The one surprise on Roy’s list is Oracle. That’s because last spring, Oracle purchased BI vendor Hyperion. While she acknowledges the obvious product overlap in application sets, “Product overlap has never stopped Oracle from making acquisitions,” she points out. “Cognos would bring Oracle a stronger front-end BI tools story and the opportunity to keep these tools operating in non-Oracle environments….With Cognos under its wing, Oracle would also have a stronger BI arsenal to take on archrival SAP and its acquired Business Objects’s BI wares.”

Roy includes Sun Microsystems and EMC on her list, noting their deep pockets and desire to dive into high-growth markets, but concludes that HP, IBM, Microsoft and Oracle are the more likely bets.

For all the speculation, Cognos has proclaimed that it wants to keep its independence. While company executives didn’t want to talk about their future as a potential acquisition target or who might be the purchaser, they did release a “Yay Us!” statement. “Cognos now stands as the independent performance management provider in the market and is committed to giving customers equal access to their entire infrastructure, applications and data sources,” the statement says. “This is a great position for us to be in, and it validates the vision we laid out more than six years ago: to be the leading independent provider of performance management solutions for our customers.”

Dan Vesset, a program VP in business analytics at IDC, says that “Even though there’s significant consolidation at the top end of [the enterprise applications] market [it] doesn’t mean there’s not room for an independent vendor.” He points to IBM’s acquisition of Ascential Software in 2005 in the database space, which prompted everyone to speculate that Informatica would be next.
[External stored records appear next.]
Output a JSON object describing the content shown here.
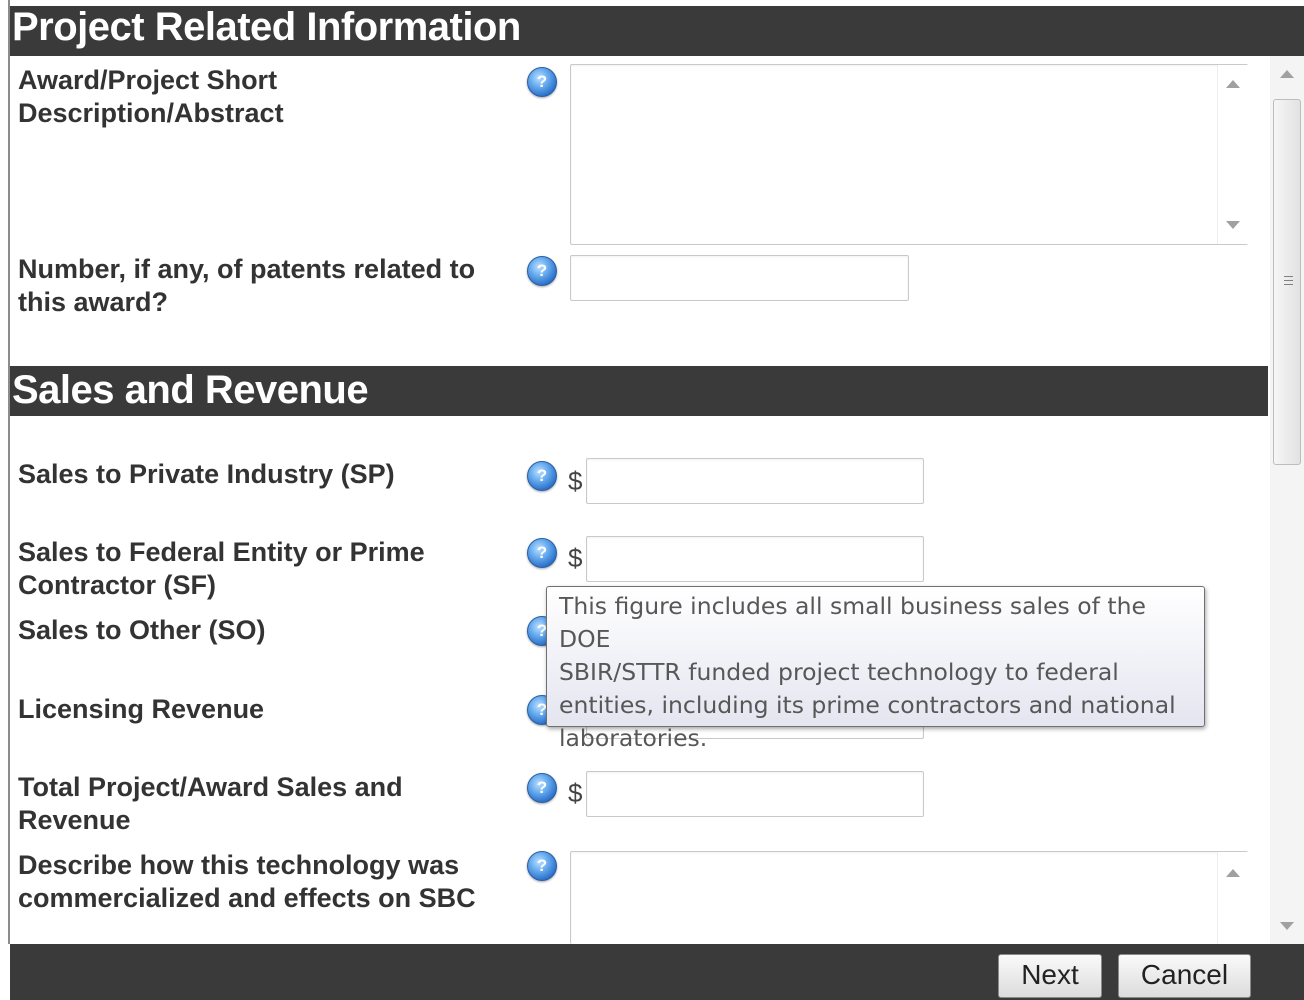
{
  "sections": {
    "project": {
      "title": "Project Related Information"
    },
    "sales": {
      "title": "Sales and Revenue"
    }
  },
  "fields": {
    "abstract": {
      "label_line1": "Award/Project Short",
      "label_line2": "Description/Abstract",
      "value": ""
    },
    "patents": {
      "label_line1": "Number, if any, of patents related to",
      "label_line2": "this award?",
      "value": ""
    },
    "sp": {
      "label": "Sales to Private Industry (SP)",
      "currency": "$",
      "value": ""
    },
    "sf": {
      "label_line1": "Sales to Federal Entity or Prime",
      "label_line2": "Contractor (SF)",
      "currency": "$",
      "value": ""
    },
    "so": {
      "label": "Sales to Other (SO)"
    },
    "licensing": {
      "label": "Licensing Revenue"
    },
    "total": {
      "label_line1": "Total Project/Award Sales and",
      "label_line2": "Revenue",
      "currency": "$",
      "value": ""
    },
    "commercialized": {
      "label_line1": "Describe how this technology was",
      "label_line2": "commercialized and effects on SBC"
    }
  },
  "help_icon": {
    "icon": "help-question-icon",
    "glyph": "?"
  },
  "tooltip": {
    "line1": "This figure includes all small business sales of the DOE",
    "line2": "SBIR/STTR funded project technology to federal",
    "line3": "entities, including its prime contractors and national",
    "line4": "laboratories."
  },
  "footer": {
    "next_label": "Next",
    "cancel_label": "Cancel"
  },
  "colors": {
    "section_bar": "#3a3a3a",
    "help_icon": "#2a6fc9"
  }
}
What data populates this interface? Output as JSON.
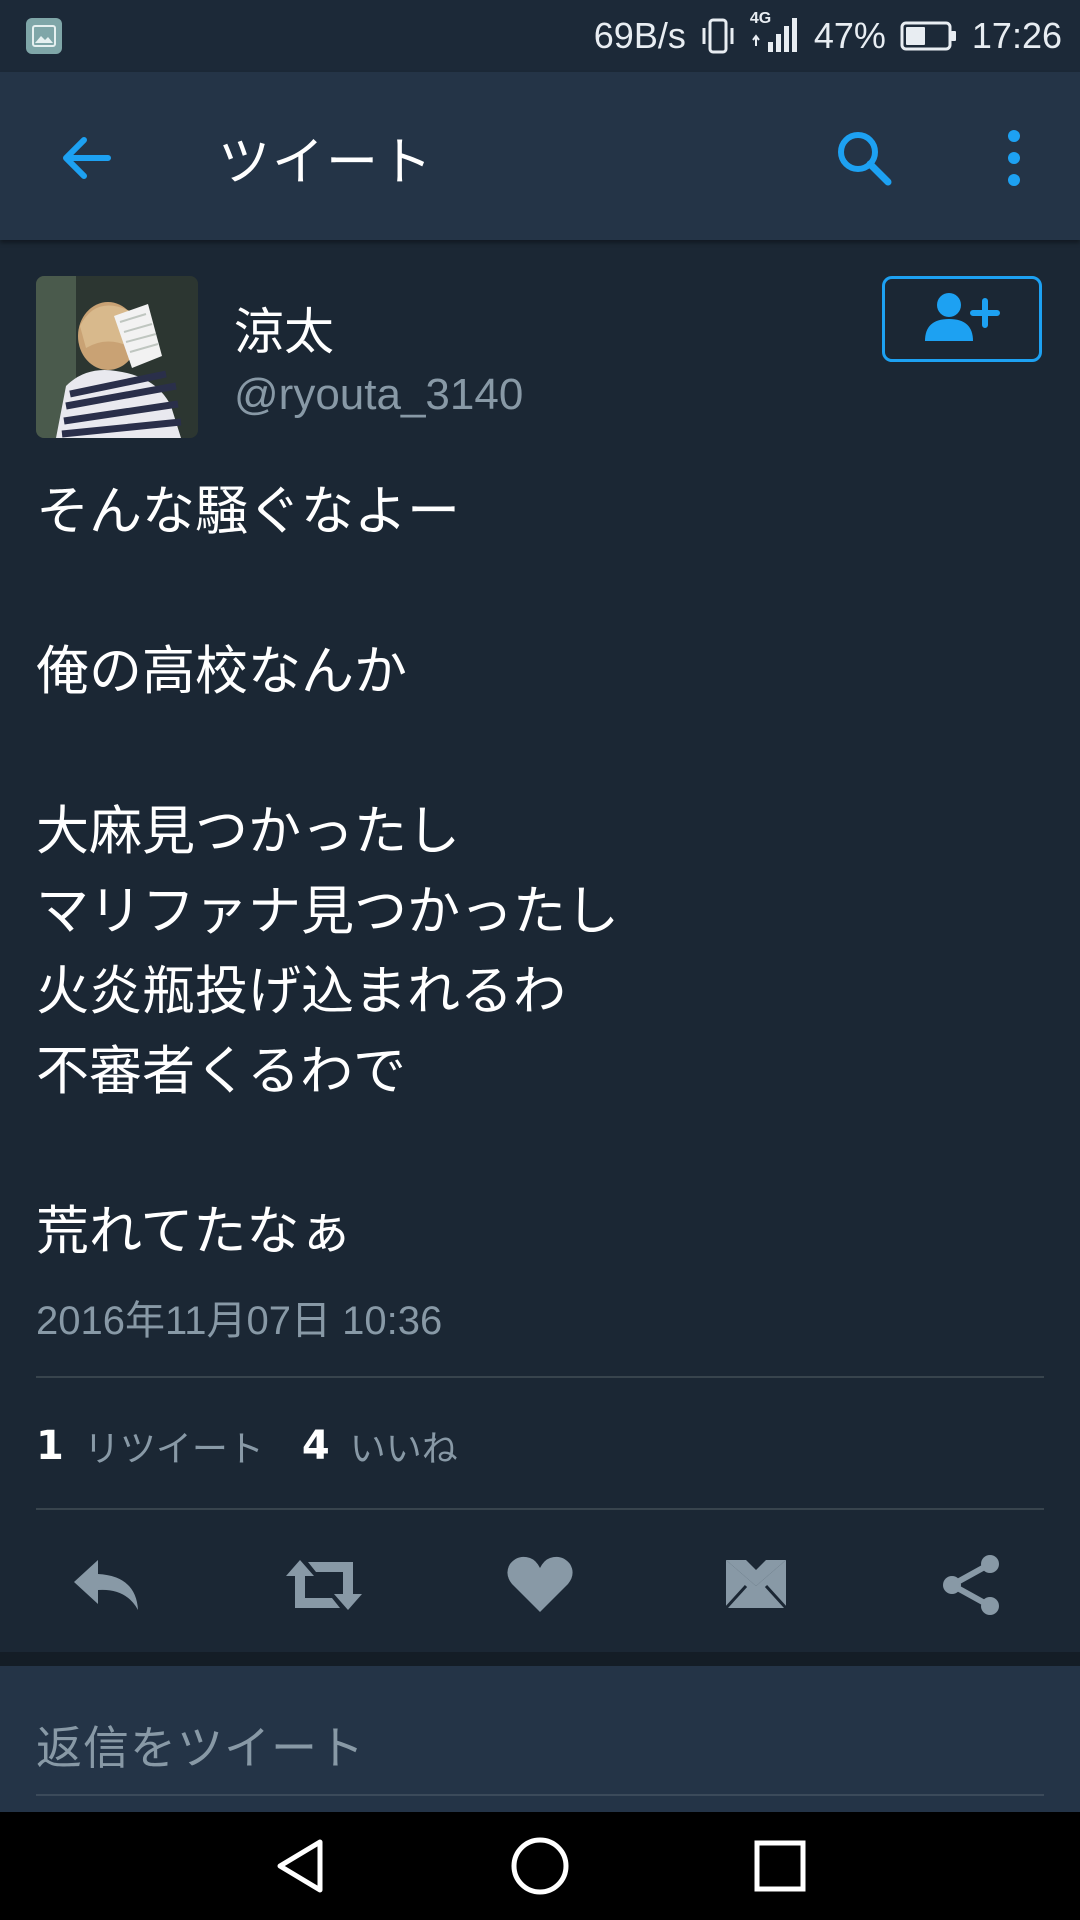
{
  "status_bar": {
    "net_speed": "69B/s",
    "network_type": "4G",
    "battery_percent": "47%",
    "battery_level": 0.47,
    "time": "17:26"
  },
  "app_bar": {
    "title": "ツイート",
    "back_icon": "arrow-left-icon",
    "search_icon": "search-icon",
    "more_icon": "more-vertical-icon"
  },
  "tweet": {
    "display_name": "涼太",
    "handle": "@ryouta_3140",
    "text": "そんな騒ぐなよー\n\n俺の高校なんか\n\n大麻見つかったし\nマリファナ見つかったし\n火炎瓶投げ込まれるわ\n不審者くるわで\n\n荒れてたなぁ",
    "timestamp": "2016年11月07日 10:36",
    "retweet_count": "1",
    "retweet_label": "リツイート",
    "like_count": "4",
    "like_label": "いいね"
  },
  "actions": {
    "reply": "reply-icon",
    "retweet": "retweet-icon",
    "like": "heart-icon",
    "dm": "mail-icon",
    "share": "share-icon"
  },
  "reply_bar": {
    "placeholder": "返信をツイート"
  },
  "colors": {
    "background": "#1b2734",
    "app_bar": "#243447",
    "accent": "#1da1f2",
    "secondary_text": "#8899a6",
    "action_icon": "#8899a6"
  }
}
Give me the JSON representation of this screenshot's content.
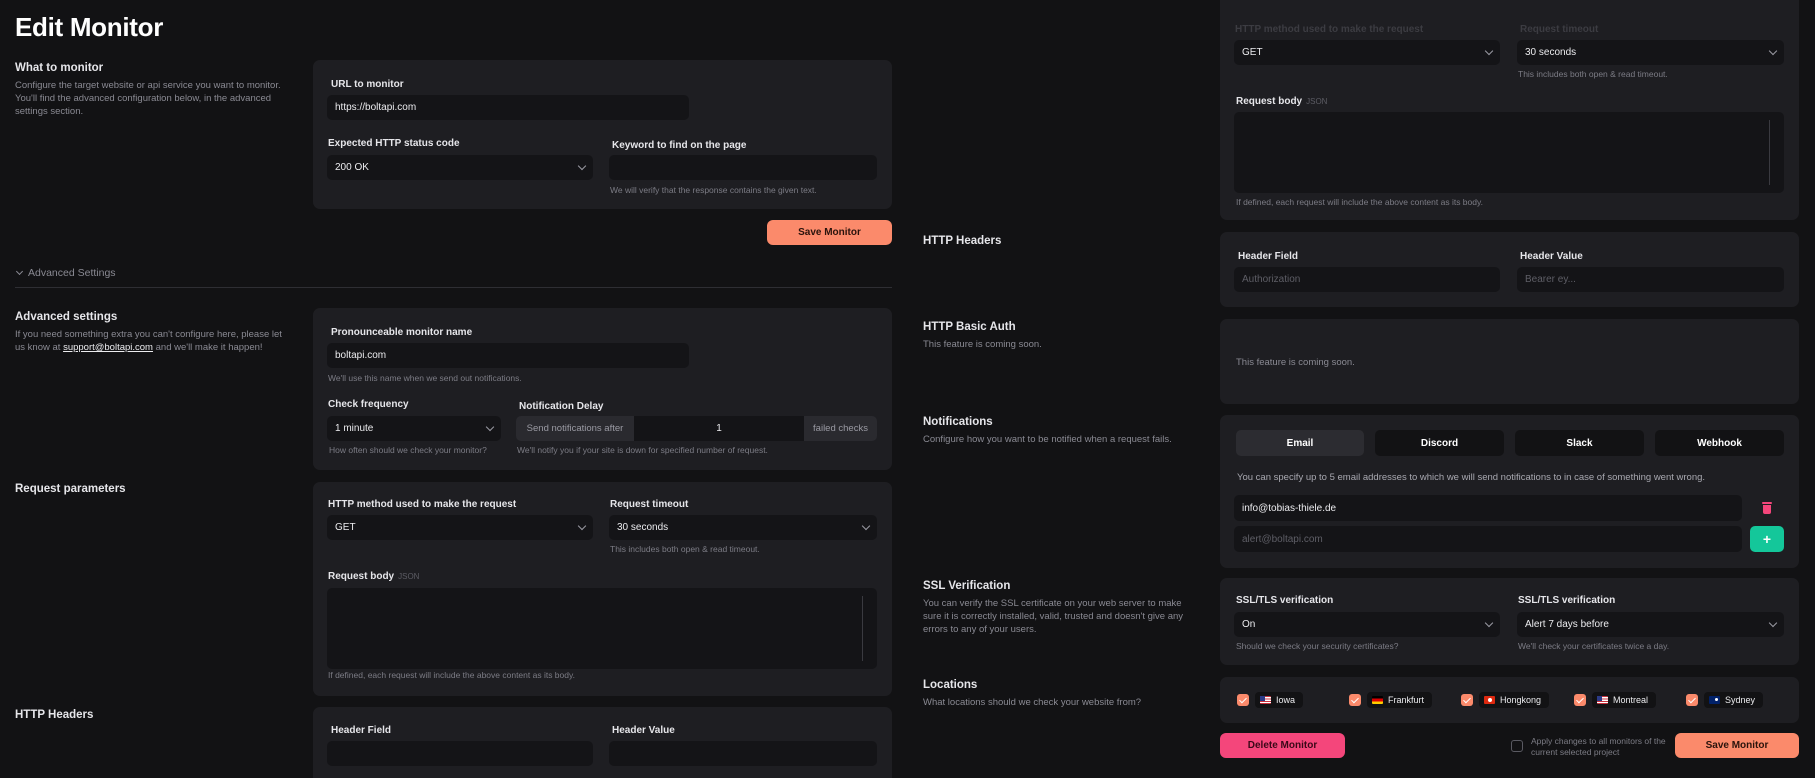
{
  "page": {
    "title": "Edit Monitor"
  },
  "what_to_monitor": {
    "title": "What to monitor",
    "description_lines": [
      "Configure the target website or api service you want to monitor.",
      "You'll find the advanced configuration below, in the advanced",
      "settings section."
    ],
    "url_label": "URL to monitor",
    "url_value": "https://boltapi.com",
    "status_label": "Expected HTTP status code",
    "status_value": "200 OK",
    "keyword_label": "Keyword to find on the page",
    "keyword_value": "",
    "keyword_hint": "We will verify that the response contains the given text."
  },
  "save_button_label": "Save Monitor",
  "advanced_toggle": "Advanced Settings",
  "advanced": {
    "title": "Advanced settings",
    "description_line1": "If you need something extra you can't configure here, please let",
    "description_line2_pre": "us know at ",
    "support_email": "support@boltapi.com",
    "description_line2_post": " and we'll make it happen!",
    "name_label": "Pronounceable monitor name",
    "name_value": "boltapi.com",
    "name_hint": "We'll use this name when we send out notifications.",
    "frequency_label": "Check frequency",
    "frequency_value": "1 minute",
    "frequency_hint": "How often should we check your monitor?",
    "delay_label": "Notification Delay",
    "delay_prefix": "Send notifications after",
    "delay_value": "1",
    "delay_suffix": "failed checks",
    "delay_hint": "We'll notify you if your site is down for specified number of request."
  },
  "request": {
    "title": "Request parameters",
    "method_label": "HTTP method used to make the request",
    "method_value": "GET",
    "timeout_label": "Request timeout",
    "timeout_value": "30 seconds",
    "timeout_hint": "This includes both open & read timeout.",
    "body_label": "Request body",
    "body_tag": "JSON",
    "body_hint": "If defined, each request will include the above content as its body.",
    "right_cut_method_label": "HTTP method used to make the request",
    "right_cut_timeout_label": "Request timeout"
  },
  "headers": {
    "title": "HTTP Headers",
    "field_label": "Header Field",
    "field_placeholder": "Authorization",
    "value_label": "Header Value",
    "value_placeholder": "Bearer ey..."
  },
  "basic_auth": {
    "title": "HTTP Basic Auth",
    "description": "This feature is coming soon.",
    "card_text": "This feature is coming soon."
  },
  "notifications": {
    "title": "Notifications",
    "description": "Configure how you want to be notified when a request fails.",
    "tabs": [
      "Email",
      "Discord",
      "Slack",
      "Webhook"
    ],
    "info": "You can specify up to 5 email addresses to which we will send notifications to in case of something went wrong.",
    "email_value": "info@tobias-thiele.de",
    "email_placeholder": "alert@boltapi.com",
    "add_label": "+"
  },
  "ssl": {
    "title": "SSL Verification",
    "description_lines": [
      "You can verify the SSL certificate on your web server to make",
      "sure it is correctly installed, valid, trusted and doesn't give any",
      "errors to any of your users."
    ],
    "verify_label": "SSL/TLS verification",
    "verify_value": "On",
    "verify_hint": "Should we check your security certificates?",
    "alert_label": "SSL/TLS verification",
    "alert_value": "Alert 7 days before",
    "alert_hint": "We'll check your certificates twice a day."
  },
  "locations": {
    "title": "Locations",
    "description": "What locations should we check your website from?",
    "items": [
      "Iowa",
      "Frankfurt",
      "Hongkong",
      "Montreal",
      "Sydney"
    ]
  },
  "footer": {
    "delete_label": "Delete Monitor",
    "apply_line1": "Apply changes to all monitors of the",
    "apply_line2": "current selected project",
    "save_label": "Save Monitor"
  },
  "colors": {
    "background": "#121214",
    "card": "#1e1e22",
    "accent_orange": "#fb8a6b",
    "accent_pink": "#f4467b",
    "accent_green": "#14c79a"
  }
}
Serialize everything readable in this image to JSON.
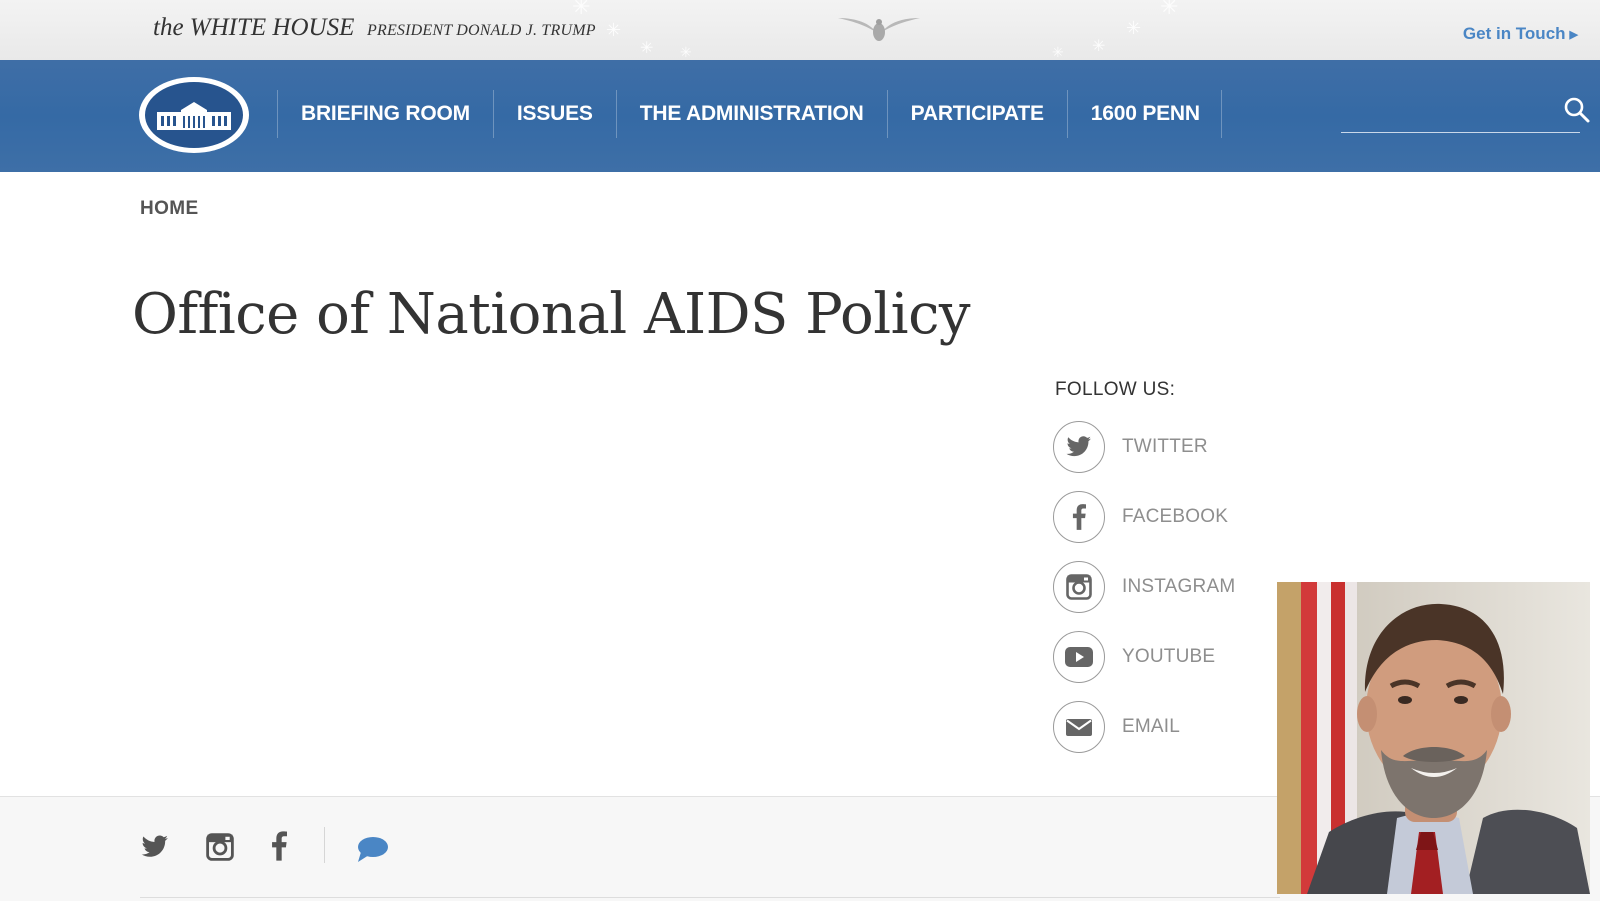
{
  "header": {
    "site_title": "the WHITE HOUSE",
    "site_subtitle": "PRESIDENT DONALD J. TRUMP",
    "get_in_touch": "Get in Touch"
  },
  "nav": {
    "items": [
      {
        "label": "BRIEFING ROOM"
      },
      {
        "label": "ISSUES"
      },
      {
        "label": "THE ADMINISTRATION"
      },
      {
        "label": "PARTICIPATE"
      },
      {
        "label": "1600 PENN"
      }
    ],
    "search_value": ""
  },
  "breadcrumb": "HOME",
  "page_title": "Office of National AIDS Policy",
  "follow": {
    "label": "FOLLOW US:",
    "items": [
      {
        "label": "TWITTER",
        "icon": "twitter-icon"
      },
      {
        "label": "FACEBOOK",
        "icon": "facebook-icon"
      },
      {
        "label": "INSTAGRAM",
        "icon": "instagram-icon"
      },
      {
        "label": "YOUTUBE",
        "icon": "youtube-icon"
      },
      {
        "label": "EMAIL",
        "icon": "email-icon"
      }
    ]
  },
  "footer": {
    "icons": [
      "twitter-icon",
      "instagram-icon",
      "facebook-icon",
      "chat-icon"
    ]
  },
  "colors": {
    "nav_blue": "#356aa5",
    "link_blue": "#4a86c5",
    "footer_bg": "#f7f7f7"
  }
}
Today, Informatica is still independent. “There is value in being independent in BI,” Vesset says.

In fact, with the recent flurry of acquisitions of its competitors, this is a good time for Cognos to focus on growing its customer base, according to Vesset. “Two of their major competitors are distracted right now in being integrated,” he says. “In the short term, this could be a great time for Cognos to stay independent, and [to] take some market share away and grow faster than some of the other big guys who have made the acquisitions.”

Cognos’s public declaration of independence stands in stark contrast to middleware vendor BEA Systems’ “For Sale” status, though negotiations with Oracle are currently at a stalemate over just how much BEA is actually worth.

However BEA’s situation plays out, Cognos steadfastly maintains that it “will not waver in that vision” of its independence. But, as Vesset says of the unpredictable M&As in the enterprise software space, “Clearly, anything is possible.”